Prüfungsvorsitzender Kreisjagdmeister Prof. Dr. Hans-Joachim Bechtoldt konnte den frischgebackenen Jägerinnen und Jägern im Beisein der Vertreterin der Unteren Jagdbehörde, Brigitte Dörschug, die staatlichen Prüfungszeugnisse aushändigen. Er betonte bei seiner Ansprache, dass speziell auch die Teilnehmerinnen des insgesamt 18 Prüflinge aus Rheinland-Pfalz und Hessen umfassenden Kurses in den Schießdisziplinen Faustfeuerwaffe, Büchse und Flinte hervorragende Leistungen erbracht hätten. Insgesamt sei festzustellen, dass sich unter den jährlich rund 130 im Kreis Bad Kreuznach examinierten Prüflingen immer mehr junge Leute befänden und mittlerweile gut ein Drittel davon Frauen seien. Auch auf Jagden seien immer mehr Jägerinnen, Jagdhornbläserinnen und Hundeführerinnen anzutreffen.
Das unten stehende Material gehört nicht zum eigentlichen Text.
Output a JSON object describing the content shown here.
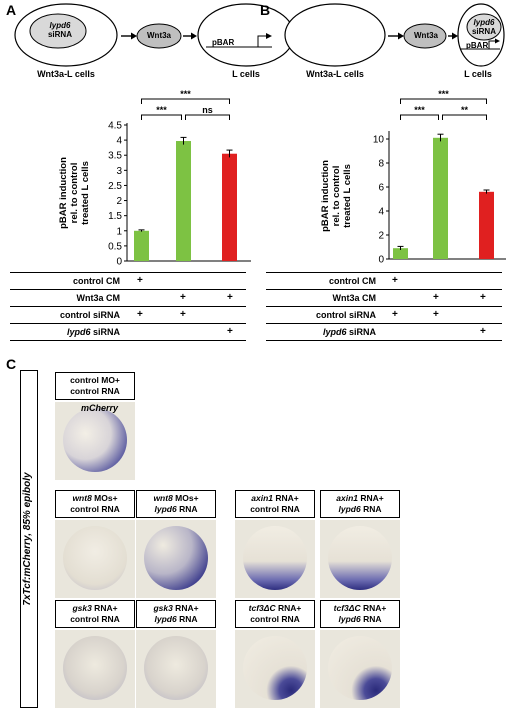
{
  "panels": {
    "A": {
      "letter": "A",
      "schema": {
        "producer_label": "Wnt3a-L cells",
        "producer_inner_line1": "lypd6",
        "producer_inner_line2": "siRNA",
        "ligand": "Wnt3a",
        "reporter_label": "L cells",
        "reporter_text": "pBAR"
      },
      "significance": {
        "top": "***",
        "left": "***",
        "right": "ns"
      },
      "table": {
        "rows": [
          "control CM",
          "Wnt3a CM",
          "control siRNA",
          "lypd6 siRNA"
        ],
        "marks": [
          [
            "+",
            "",
            ""
          ],
          [
            "",
            "+",
            "+"
          ],
          [
            "+",
            "+",
            ""
          ],
          [
            "",
            "",
            "+"
          ]
        ]
      }
    },
    "B": {
      "letter": "B",
      "schema": {
        "producer_label": "Wnt3a-L cells",
        "ligand": "Wnt3a",
        "reporter_label": "L cells",
        "reporter_inner_line1": "lypd6",
        "reporter_inner_line2": "siRNA",
        "reporter_text": "pBAR"
      },
      "significance": {
        "top": "***",
        "left": "***",
        "right": "**"
      },
      "table": {
        "rows": [
          "control CM",
          "Wnt3a CM",
          "control siRNA",
          "lypd6 siRNA"
        ],
        "marks": [
          [
            "+",
            "",
            ""
          ],
          [
            "",
            "+",
            "+"
          ],
          [
            "+",
            "+",
            ""
          ],
          [
            "",
            "",
            "+"
          ]
        ]
      }
    },
    "C": {
      "letter": "C",
      "side_label": "7xTcf:mCherry, 85% epiboly",
      "probe_label": "mCherry",
      "conditions": [
        {
          "l1a": "control MO+",
          "l1b": "",
          "l2": "control RNA",
          "l2i": ""
        },
        {
          "l1a": "wnt8",
          "l1b": " MOs+",
          "l2": "control RNA",
          "l2i": ""
        },
        {
          "l1a": "wnt8",
          "l1b": " MOs+",
          "l2": " RNA",
          "l2i": "lypd6"
        },
        {
          "l1a": "axin1",
          "l1b": " RNA+",
          "l2": "control RNA",
          "l2i": ""
        },
        {
          "l1a": "axin1",
          "l1b": " RNA+",
          "l2": " RNA",
          "l2i": "lypd6"
        },
        {
          "l1a": "gsk3",
          "l1b": " RNA+",
          "l2": "control RNA",
          "l2i": ""
        },
        {
          "l1a": "gsk3",
          "l1b": " RNA+",
          "l2": " RNA",
          "l2i": "lypd6"
        },
        {
          "l1a": "tcf3ΔC",
          "l1b": " RNA+",
          "l2": "control RNA",
          "l2i": ""
        },
        {
          "l1a": "tcf3ΔC",
          "l1b": " RNA+",
          "l2": " RNA",
          "l2i": "lypd6"
        }
      ]
    }
  },
  "chart_data": [
    {
      "type": "bar",
      "ylabel": "pBAR induction rel. to control treated L cells",
      "ylim": [
        0,
        4.5
      ],
      "yticks": [
        0,
        0.5,
        1,
        1.5,
        2,
        2.5,
        3,
        3.5,
        4,
        4.5
      ],
      "values": [
        1.0,
        3.97,
        3.55
      ],
      "errors": [
        0.03,
        0.12,
        0.12
      ],
      "colors": [
        "#7dc243",
        "#7dc243",
        "#e02020"
      ]
    },
    {
      "type": "bar",
      "ylabel": "pBAR induction rel. to control treated L cells",
      "ylim": [
        0,
        10.5
      ],
      "yticks": [
        0,
        2,
        4,
        6,
        8,
        10
      ],
      "values": [
        0.9,
        10.1,
        5.6
      ],
      "errors": [
        0.15,
        0.3,
        0.15
      ],
      "colors": [
        "#7dc243",
        "#7dc243",
        "#e02020"
      ]
    }
  ]
}
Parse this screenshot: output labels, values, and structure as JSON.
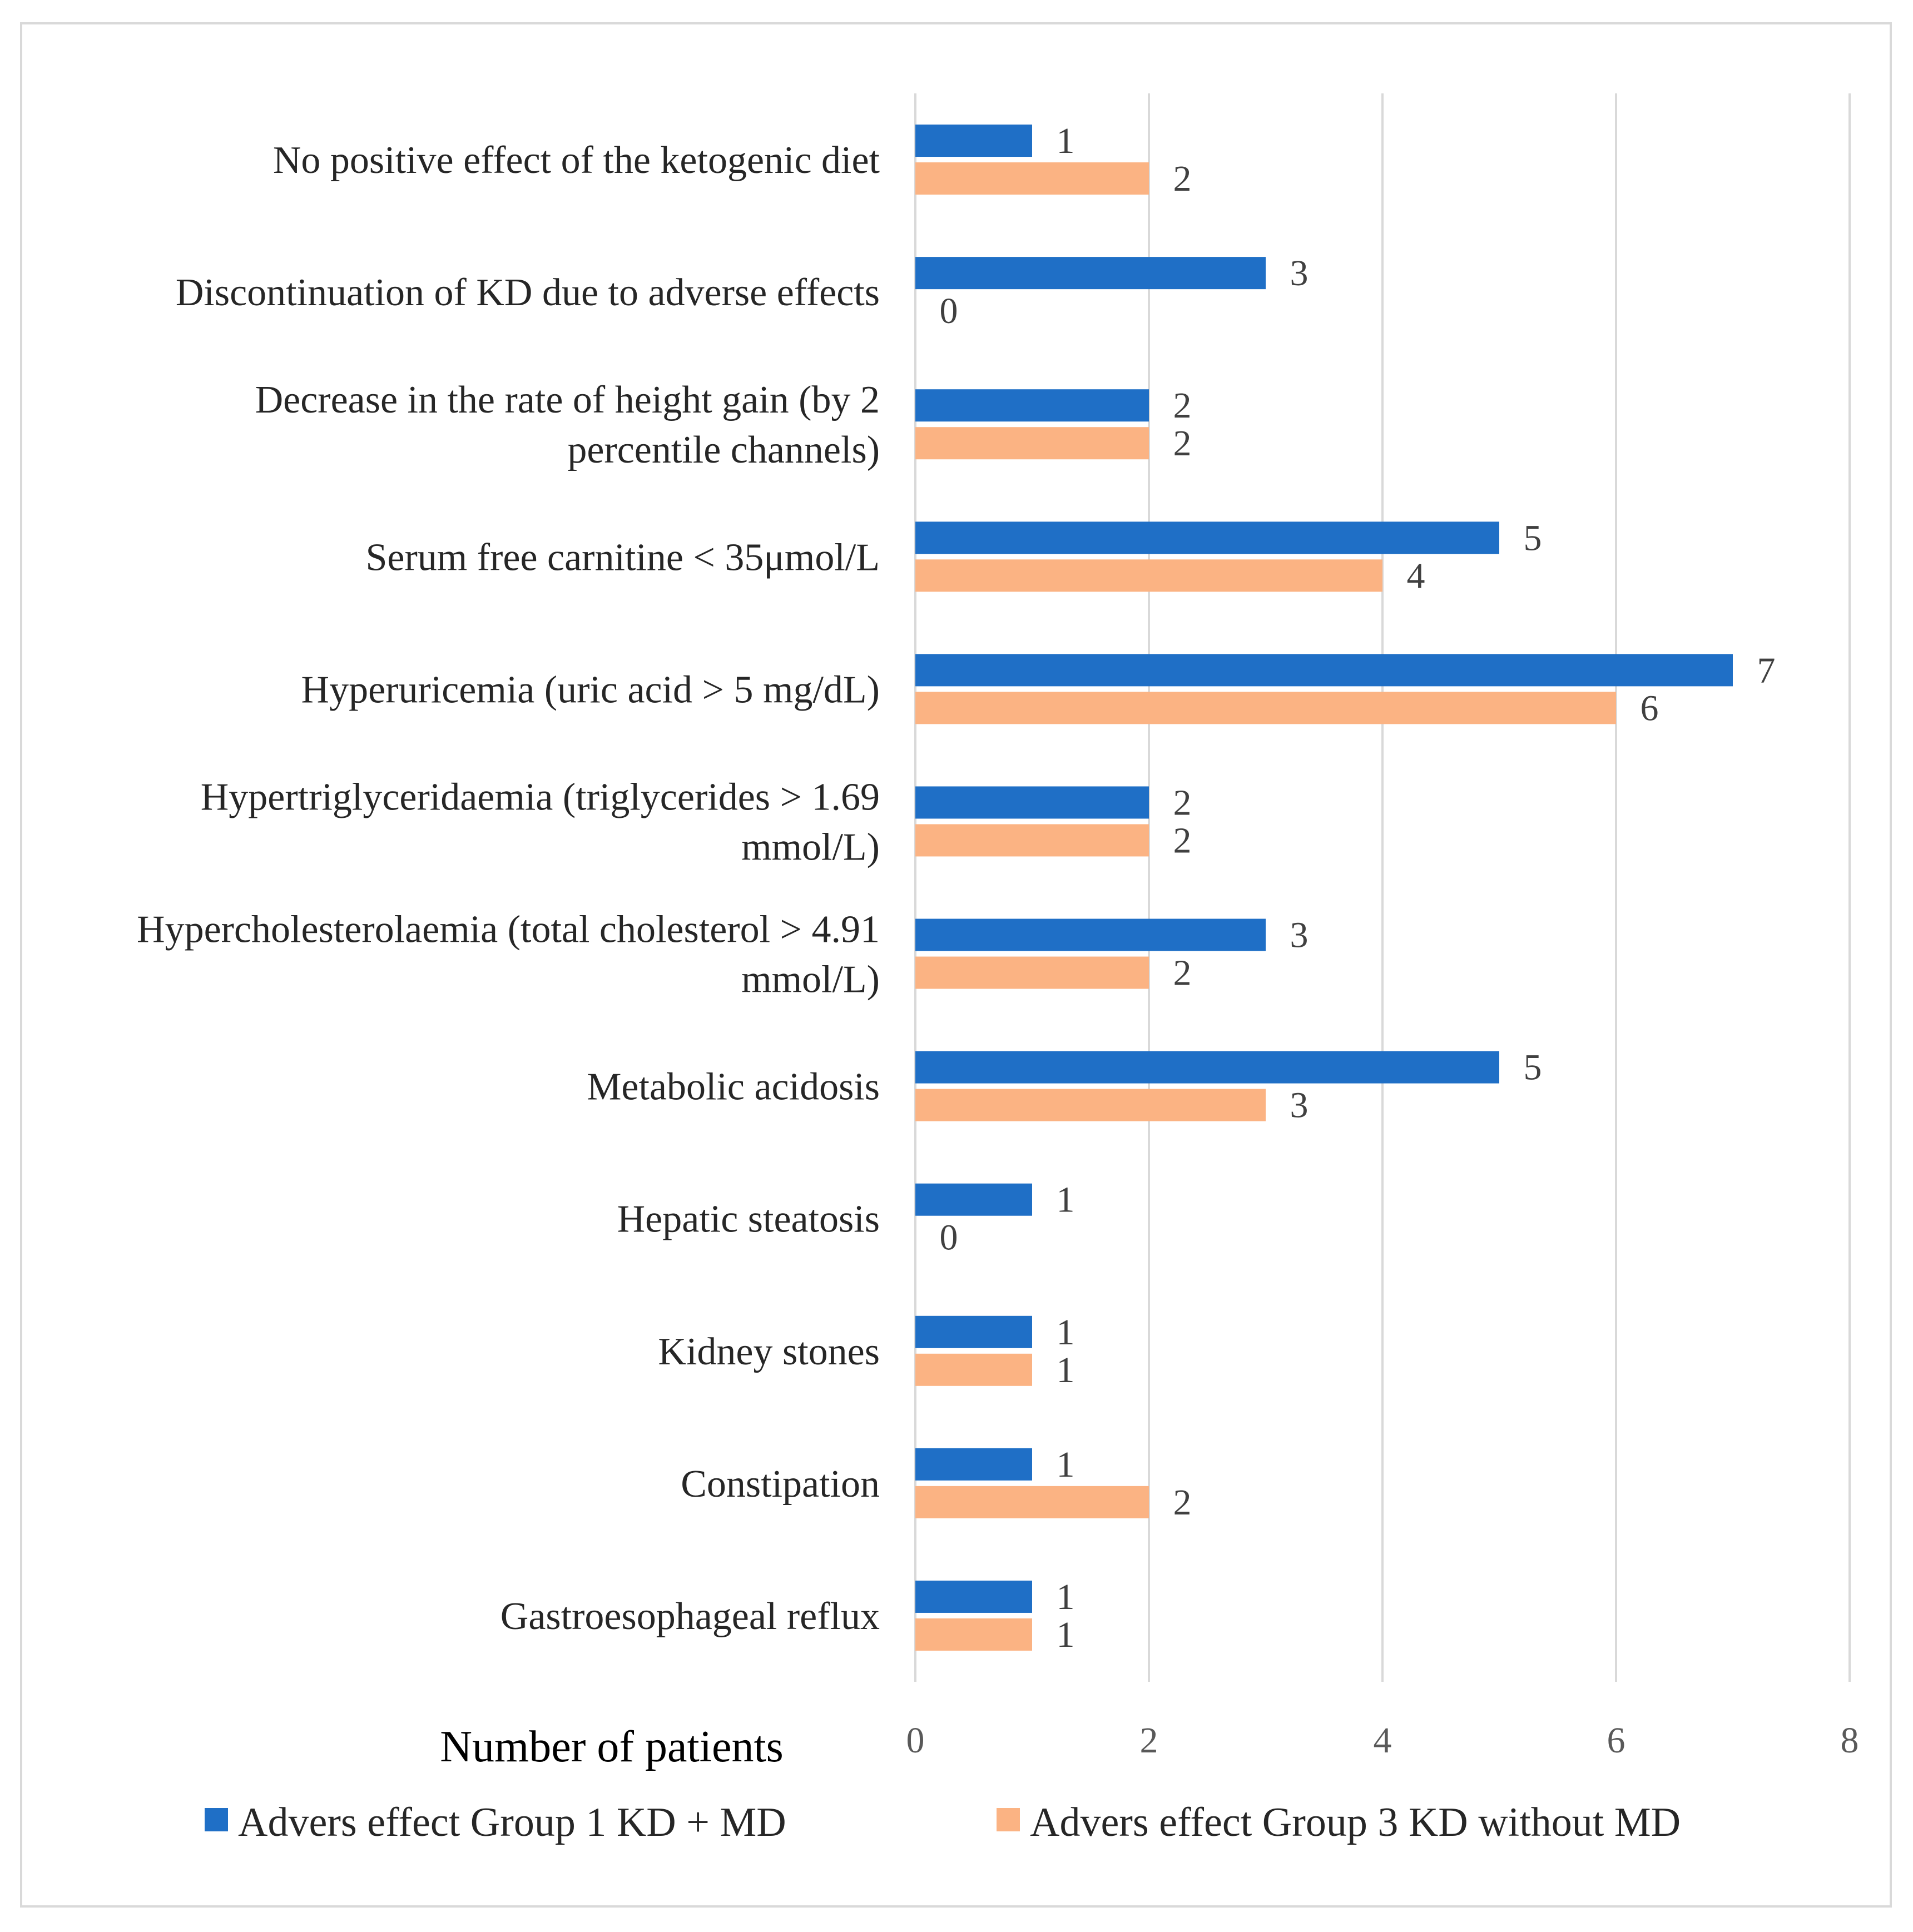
{
  "chart_data": {
    "type": "bar",
    "orientation": "horizontal",
    "categories": [
      "No positive effect of the ketogenic diet",
      "Discontinuation of KD due to adverse effects",
      "Decrease in the rate of height gain (by 2 percentile channels)",
      "Serum free carnitine < 35μmol/L",
      "Hyperuricemia (uric acid > 5 mg/dL)",
      "Hypertriglyceridaemia (triglycerides > 1.69 mmol/L)",
      "Hypercholesterolaemia (total cholesterol > 4.91 mmol/L)",
      "Metabolic acidosis",
      "Hepatic steatosis",
      "Kidney stones",
      "Constipation",
      "Gastroesophageal reflux"
    ],
    "category_lines": [
      [
        "No positive effect of the ketogenic diet"
      ],
      [
        "Discontinuation of KD due to adverse effects"
      ],
      [
        "Decrease in the rate of height gain (by 2",
        "percentile channels)"
      ],
      [
        "Serum free carnitine < 35μmol/L"
      ],
      [
        "Hyperuricemia (uric acid > 5 mg/dL)"
      ],
      [
        "Hypertriglyceridaemia (triglycerides > 1.69",
        "mmol/L)"
      ],
      [
        "Hypercholesterolaemia (total cholesterol > 4.91",
        "mmol/L)"
      ],
      [
        "Metabolic acidosis"
      ],
      [
        "Hepatic steatosis"
      ],
      [
        "Kidney stones"
      ],
      [
        "Constipation"
      ],
      [
        "Gastroesophageal reflux"
      ]
    ],
    "series": [
      {
        "name": "Advers effect Group 1 KD + MD",
        "color": "#1f6fc6",
        "values": [
          1,
          3,
          2,
          5,
          7,
          2,
          3,
          5,
          1,
          1,
          1,
          1
        ]
      },
      {
        "name": "Advers effect Group 3 KD without MD",
        "color": "#fbb383",
        "values": [
          2,
          0,
          2,
          4,
          6,
          2,
          2,
          3,
          0,
          1,
          2,
          1
        ]
      }
    ],
    "xlabel": "Number of patients",
    "xlim": [
      0,
      8
    ],
    "xticks": [
      0,
      2,
      4,
      6,
      8
    ],
    "grid": "vertical",
    "legend": "bottom"
  }
}
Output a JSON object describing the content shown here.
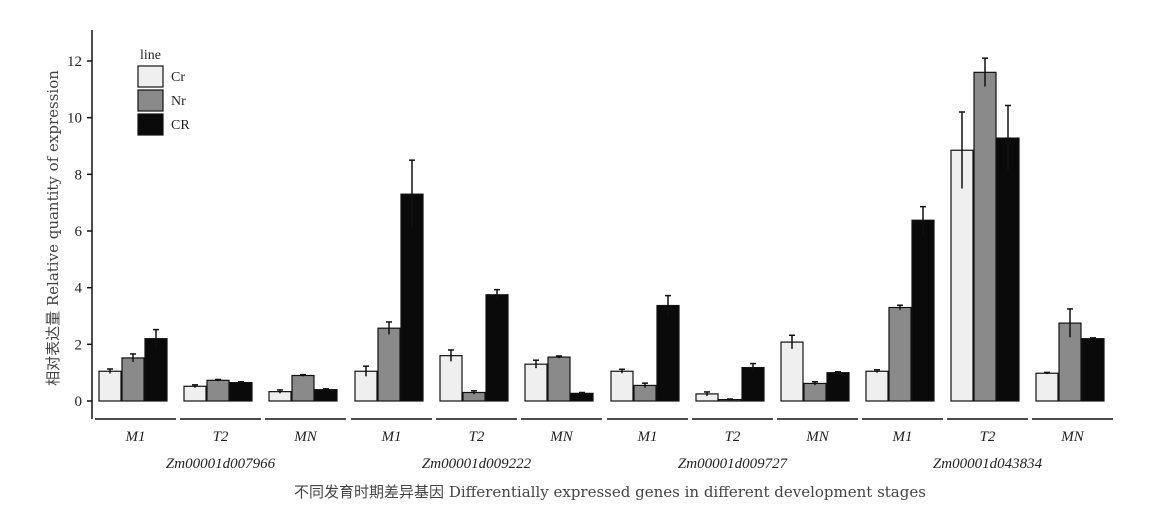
{
  "chart_data": {
    "type": "bar",
    "ylabel": "相对表达量 Relative quantity of expression",
    "xlabel": "不同发育时期差异基因 Differentially expressed genes in different development stages",
    "ylim": [
      0,
      13
    ],
    "yticks": [
      0,
      2,
      4,
      6,
      8,
      10,
      12
    ],
    "legend": {
      "title": "line",
      "position": "top-left"
    },
    "series": [
      {
        "name": "Cr",
        "color": "#efefef"
      },
      {
        "name": "Nr",
        "color": "#8a8a8a"
      },
      {
        "name": "CR",
        "color": "#0a0a0a"
      }
    ],
    "groups": [
      {
        "gene": "Zm00001d007966",
        "stages": [
          {
            "label": "M1",
            "values": [
              1.05,
              1.52,
              2.2
            ],
            "errors": [
              0.08,
              0.14,
              0.32
            ]
          },
          {
            "label": "T2",
            "values": [
              0.52,
              0.73,
              0.65
            ],
            "errors": [
              0.05,
              0.03,
              0.03
            ]
          },
          {
            "label": "MN",
            "values": [
              0.33,
              0.9,
              0.4
            ],
            "errors": [
              0.06,
              0.03,
              0.03
            ]
          }
        ]
      },
      {
        "gene": "Zm00001d009222",
        "stages": [
          {
            "label": "M1",
            "values": [
              1.05,
              2.57,
              7.3
            ],
            "errors": [
              0.18,
              0.22,
              1.2
            ]
          },
          {
            "label": "T2",
            "values": [
              1.6,
              0.3,
              3.75
            ],
            "errors": [
              0.2,
              0.06,
              0.18
            ]
          },
          {
            "label": "MN",
            "values": [
              1.3,
              1.55,
              0.27
            ],
            "errors": [
              0.14,
              0.04,
              0.03
            ]
          }
        ]
      },
      {
        "gene": "Zm00001d009727",
        "stages": [
          {
            "label": "M1",
            "values": [
              1.05,
              0.55,
              3.37
            ],
            "errors": [
              0.07,
              0.08,
              0.35
            ]
          },
          {
            "label": "T2",
            "values": [
              0.25,
              0.05,
              1.18
            ],
            "errors": [
              0.07,
              0.02,
              0.14
            ]
          },
          {
            "label": "MN",
            "values": [
              2.08,
              0.62,
              1.0
            ],
            "errors": [
              0.24,
              0.06,
              0.03
            ]
          }
        ]
      },
      {
        "gene": "Zm00001d043834",
        "stages": [
          {
            "label": "M1",
            "values": [
              1.05,
              3.3,
              6.38
            ],
            "errors": [
              0.05,
              0.08,
              0.48
            ]
          },
          {
            "label": "T2",
            "values": [
              8.85,
              11.6,
              9.28
            ],
            "errors": [
              1.35,
              0.5,
              1.15
            ]
          },
          {
            "label": "MN",
            "values": [
              0.98,
              2.75,
              2.2
            ],
            "errors": [
              0.03,
              0.5,
              0.03
            ]
          }
        ]
      }
    ]
  }
}
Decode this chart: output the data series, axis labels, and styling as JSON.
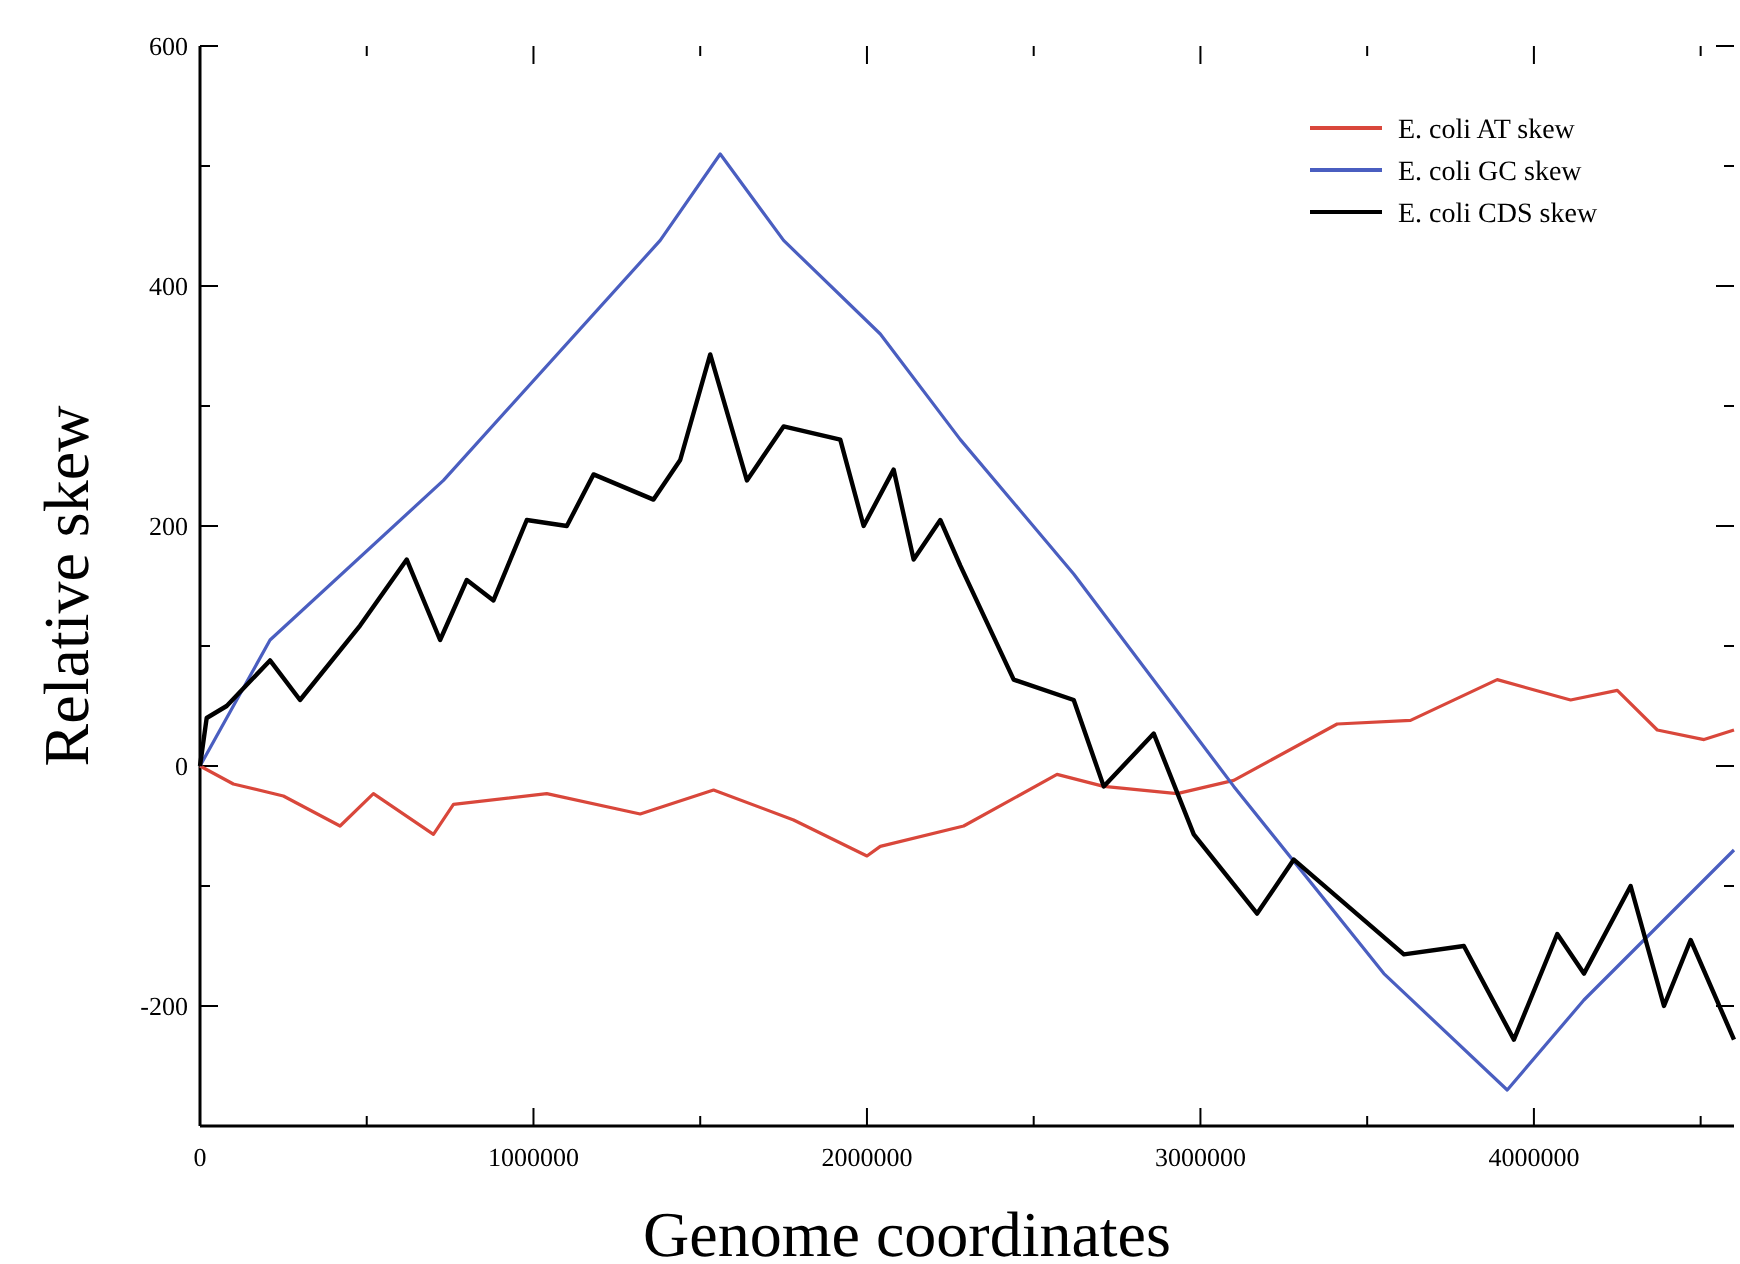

In den überregional orientierten Kursen des Wildmeisters Seibt, gehören nun statistisch gesehen, seit Jahren Jagdscheinanwärterinnen zum festen Bestand. Entsprechend passt dabei ins Bild, dass zum festen Stamm der im Auftrag der Unteren Jagdbehörde Bad Kreuznach ehrenamtlich tätigen Jägerprüfungskommission erfahrene Jägerinnen zählen. Eine davon z. B. ist Monika Berg aus Spall, die das Fach Tier- und Naturschutz bzw. Landschaftspflege vertritt, die andere Carmen Thomas-Bechtoldt, die als Obfrau für Jagdliches Brauchtum auf Kreis- und Landesebene ihr Wissen in den Bereichen Jagdbetrieb, Brauchtum und Jagdhunde einbringt. Beide nutzen übrigens den Kontakt zu Prüflingen um für ihre Tätigkeitsschwerpunkte im ehrenamtlichen Bereich zu werben: Frau Berg sucht stets engagierte Mitarbeiter, die sie bei der Arbeit mit der „Rollenden Waldschule“, mit Dutzenden von Tierpräparaten in Kindergärten und Grundschulen gern gesehen, unterstützen. Frau Thomas-Bechtoldt rekrutiert bereits erfolgreich Jagdhornbläsernachwuchs zur Unterstützung der unterschiedlichen Bläsergruppen im Kreisgebiet. Jahrhundertealtes Brauchtum kann auf diesem Wege bewahrt und an Nachfolgegenerationen weitergegeben werden.